On Thu, Jun 4, 2015 at 2:55 AM, Andrew Barnert <abarnert at yahoo.com> wrote:
> In Python, it's perfectly fine that -2 and 1+2j and (1, 2) are all compiled into expressions, so why isn't it fine that 1.2d is compiled into an expression? And, once you accept that, what's wrong with the expression being `literal_d('1.2')` instead of `Decimal('1.2')`?

That's exactly the thing: 1.2d should be atomic. It should not be an
expression. The three examples you gave are syntactically expressions,
but they act very much like literals thanks to constant folding:

>>> dis.dis(lambda: -2)
  1           0 LOAD_CONST               2 (-2)
              3 RETURN_VALUE
>>> dis.dis(lambda: 1+2j)
  1           0 LOAD_CONST               3 ((1+2j))
              3 RETURN_VALUE
>>> dis.dis(lambda: (1, 2))
  1           0 LOAD_CONST               3 ((1, 2))
              3 RETURN_VALUE

which means they behave the way people expect them to. There is no way
for run-time changes to affect what any of those expressions yields.
Whether you're talking about shadowing the name Decimal or the name
literal_d, the trouble is that it's happening at run-time.
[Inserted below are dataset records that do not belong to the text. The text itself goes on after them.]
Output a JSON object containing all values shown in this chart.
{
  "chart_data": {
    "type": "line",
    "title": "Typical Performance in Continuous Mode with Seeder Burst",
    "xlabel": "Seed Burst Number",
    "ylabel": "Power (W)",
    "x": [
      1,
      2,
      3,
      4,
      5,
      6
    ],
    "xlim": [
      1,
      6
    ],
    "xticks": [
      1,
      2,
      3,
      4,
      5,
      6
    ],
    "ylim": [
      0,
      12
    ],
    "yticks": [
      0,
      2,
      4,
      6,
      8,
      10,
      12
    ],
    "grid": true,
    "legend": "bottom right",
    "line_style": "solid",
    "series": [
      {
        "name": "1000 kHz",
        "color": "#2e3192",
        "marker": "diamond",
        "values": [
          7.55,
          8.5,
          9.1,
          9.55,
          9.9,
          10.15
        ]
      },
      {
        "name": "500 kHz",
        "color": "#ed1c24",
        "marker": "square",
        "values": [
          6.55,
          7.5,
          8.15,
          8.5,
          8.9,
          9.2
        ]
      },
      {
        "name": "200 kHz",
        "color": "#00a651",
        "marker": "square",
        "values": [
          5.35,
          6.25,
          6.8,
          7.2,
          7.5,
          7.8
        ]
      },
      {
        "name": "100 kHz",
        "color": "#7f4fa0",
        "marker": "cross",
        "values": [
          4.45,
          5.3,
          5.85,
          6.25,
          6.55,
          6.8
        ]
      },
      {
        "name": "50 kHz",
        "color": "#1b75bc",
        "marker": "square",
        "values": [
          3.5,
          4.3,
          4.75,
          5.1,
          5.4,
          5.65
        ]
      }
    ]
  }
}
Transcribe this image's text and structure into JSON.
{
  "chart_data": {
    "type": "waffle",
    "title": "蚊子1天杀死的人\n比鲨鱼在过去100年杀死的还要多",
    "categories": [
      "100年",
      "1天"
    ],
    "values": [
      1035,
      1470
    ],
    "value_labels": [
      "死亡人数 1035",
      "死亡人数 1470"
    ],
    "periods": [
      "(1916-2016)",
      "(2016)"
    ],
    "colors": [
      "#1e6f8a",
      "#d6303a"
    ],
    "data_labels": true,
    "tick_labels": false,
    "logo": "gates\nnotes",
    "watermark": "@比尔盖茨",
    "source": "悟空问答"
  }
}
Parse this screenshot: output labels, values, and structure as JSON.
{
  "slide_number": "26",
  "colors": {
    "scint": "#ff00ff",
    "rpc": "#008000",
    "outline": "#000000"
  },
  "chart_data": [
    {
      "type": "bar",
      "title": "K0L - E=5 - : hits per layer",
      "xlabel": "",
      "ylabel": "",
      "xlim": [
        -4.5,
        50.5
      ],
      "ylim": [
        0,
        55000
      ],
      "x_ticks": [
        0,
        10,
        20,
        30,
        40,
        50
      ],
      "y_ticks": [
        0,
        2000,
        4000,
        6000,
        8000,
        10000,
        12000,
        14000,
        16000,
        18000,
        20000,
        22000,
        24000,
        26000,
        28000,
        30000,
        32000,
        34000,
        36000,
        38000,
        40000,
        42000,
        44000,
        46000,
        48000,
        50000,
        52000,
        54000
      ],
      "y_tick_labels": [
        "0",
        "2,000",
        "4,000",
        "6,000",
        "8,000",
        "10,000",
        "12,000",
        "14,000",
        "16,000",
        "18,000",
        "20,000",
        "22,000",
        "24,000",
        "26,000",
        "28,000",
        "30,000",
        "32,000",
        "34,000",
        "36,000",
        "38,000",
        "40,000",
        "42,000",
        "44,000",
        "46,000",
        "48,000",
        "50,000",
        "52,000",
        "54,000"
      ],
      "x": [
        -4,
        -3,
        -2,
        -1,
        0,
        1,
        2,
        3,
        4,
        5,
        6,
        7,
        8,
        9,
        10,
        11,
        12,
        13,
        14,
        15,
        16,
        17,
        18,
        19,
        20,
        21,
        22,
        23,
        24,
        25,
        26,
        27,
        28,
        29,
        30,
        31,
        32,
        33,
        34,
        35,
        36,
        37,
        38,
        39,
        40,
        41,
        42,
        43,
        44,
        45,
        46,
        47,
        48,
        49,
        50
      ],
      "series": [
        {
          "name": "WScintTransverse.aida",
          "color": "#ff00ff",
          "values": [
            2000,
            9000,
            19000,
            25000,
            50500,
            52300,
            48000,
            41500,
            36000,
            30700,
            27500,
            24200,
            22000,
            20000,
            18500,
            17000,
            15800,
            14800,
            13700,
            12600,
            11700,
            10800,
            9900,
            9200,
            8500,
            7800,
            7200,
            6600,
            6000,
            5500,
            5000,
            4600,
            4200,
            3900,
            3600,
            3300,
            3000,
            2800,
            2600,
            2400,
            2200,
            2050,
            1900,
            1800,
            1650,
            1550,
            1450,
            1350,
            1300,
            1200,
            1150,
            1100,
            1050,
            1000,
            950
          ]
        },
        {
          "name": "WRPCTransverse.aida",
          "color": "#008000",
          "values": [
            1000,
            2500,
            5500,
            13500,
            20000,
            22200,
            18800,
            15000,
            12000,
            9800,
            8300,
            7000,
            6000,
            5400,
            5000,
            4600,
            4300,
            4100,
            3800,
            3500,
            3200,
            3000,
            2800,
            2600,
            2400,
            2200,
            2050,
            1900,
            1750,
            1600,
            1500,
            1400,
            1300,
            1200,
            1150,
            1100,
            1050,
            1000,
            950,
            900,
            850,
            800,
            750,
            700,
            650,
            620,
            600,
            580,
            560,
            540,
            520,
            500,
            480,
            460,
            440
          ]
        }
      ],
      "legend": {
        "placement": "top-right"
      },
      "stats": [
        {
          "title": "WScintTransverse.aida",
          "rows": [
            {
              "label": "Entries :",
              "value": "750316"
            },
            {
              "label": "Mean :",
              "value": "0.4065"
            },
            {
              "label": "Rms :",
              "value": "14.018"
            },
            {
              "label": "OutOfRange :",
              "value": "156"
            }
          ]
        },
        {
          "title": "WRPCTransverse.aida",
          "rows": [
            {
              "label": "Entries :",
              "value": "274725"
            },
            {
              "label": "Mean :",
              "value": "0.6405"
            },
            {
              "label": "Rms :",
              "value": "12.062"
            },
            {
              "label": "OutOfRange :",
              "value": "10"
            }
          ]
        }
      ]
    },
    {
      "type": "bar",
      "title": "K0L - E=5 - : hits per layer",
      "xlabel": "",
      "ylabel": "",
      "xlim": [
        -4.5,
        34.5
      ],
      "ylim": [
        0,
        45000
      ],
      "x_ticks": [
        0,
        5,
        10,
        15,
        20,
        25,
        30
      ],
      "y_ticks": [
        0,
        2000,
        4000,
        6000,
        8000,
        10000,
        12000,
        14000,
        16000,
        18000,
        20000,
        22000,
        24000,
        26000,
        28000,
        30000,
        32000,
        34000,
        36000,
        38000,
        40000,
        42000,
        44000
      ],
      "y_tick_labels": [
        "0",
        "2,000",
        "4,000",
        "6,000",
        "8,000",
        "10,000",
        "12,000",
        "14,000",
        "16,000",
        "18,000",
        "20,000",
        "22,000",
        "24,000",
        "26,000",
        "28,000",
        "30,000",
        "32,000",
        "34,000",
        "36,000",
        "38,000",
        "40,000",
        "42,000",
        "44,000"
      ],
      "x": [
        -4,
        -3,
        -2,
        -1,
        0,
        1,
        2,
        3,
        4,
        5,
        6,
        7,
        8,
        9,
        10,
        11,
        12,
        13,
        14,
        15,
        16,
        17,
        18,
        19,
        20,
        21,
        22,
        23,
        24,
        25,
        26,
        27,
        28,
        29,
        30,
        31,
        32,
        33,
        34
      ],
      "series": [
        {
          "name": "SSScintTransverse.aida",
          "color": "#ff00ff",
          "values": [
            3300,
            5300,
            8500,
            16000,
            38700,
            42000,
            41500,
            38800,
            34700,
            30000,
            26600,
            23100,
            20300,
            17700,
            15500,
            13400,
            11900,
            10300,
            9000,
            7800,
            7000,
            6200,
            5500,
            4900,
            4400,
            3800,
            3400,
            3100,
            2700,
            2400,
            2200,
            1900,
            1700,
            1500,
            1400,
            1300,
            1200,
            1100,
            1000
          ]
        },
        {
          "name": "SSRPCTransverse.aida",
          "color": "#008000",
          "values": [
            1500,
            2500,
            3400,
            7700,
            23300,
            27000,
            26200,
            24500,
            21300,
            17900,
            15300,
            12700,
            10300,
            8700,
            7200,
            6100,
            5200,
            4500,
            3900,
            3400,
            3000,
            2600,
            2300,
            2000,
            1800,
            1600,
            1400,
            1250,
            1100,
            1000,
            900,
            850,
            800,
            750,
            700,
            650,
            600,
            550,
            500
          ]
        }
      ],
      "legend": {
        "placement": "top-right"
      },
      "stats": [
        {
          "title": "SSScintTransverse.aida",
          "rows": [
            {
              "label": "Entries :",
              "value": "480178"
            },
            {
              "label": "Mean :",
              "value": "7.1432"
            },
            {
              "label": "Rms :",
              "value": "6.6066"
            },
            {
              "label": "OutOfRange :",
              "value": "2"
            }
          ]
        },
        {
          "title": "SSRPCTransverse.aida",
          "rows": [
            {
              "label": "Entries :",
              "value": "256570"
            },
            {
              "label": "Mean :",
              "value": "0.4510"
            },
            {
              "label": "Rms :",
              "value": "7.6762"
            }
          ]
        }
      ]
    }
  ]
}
Here's
another confusing case:

import decimal
from fractionliterals import literal_fr
# oops, forgot to import literal_d

# If we miss off literal_fr, we get an immediate error, because
# 1/2fr gets evaluated at def time.
def do_stuff(x, y, portion=1/2fr):
    try: result = decimal.Decimal(x*y*portion)
    except OverflowError: return 0.0d

You won't know that your literal has failed until something actually
triggers the error. That is extremely unobvious, especially since the
token "literal_d" doesn't occur anywhere in do_stuff(). Literals look
like atoms, and if they behave like expressions, sooner or later
there'll be a ton of Stack Overflow questions saying "Why doesn't my
code work? I just changed this up here, and now I get this weird
error". Is that how literals should work? No.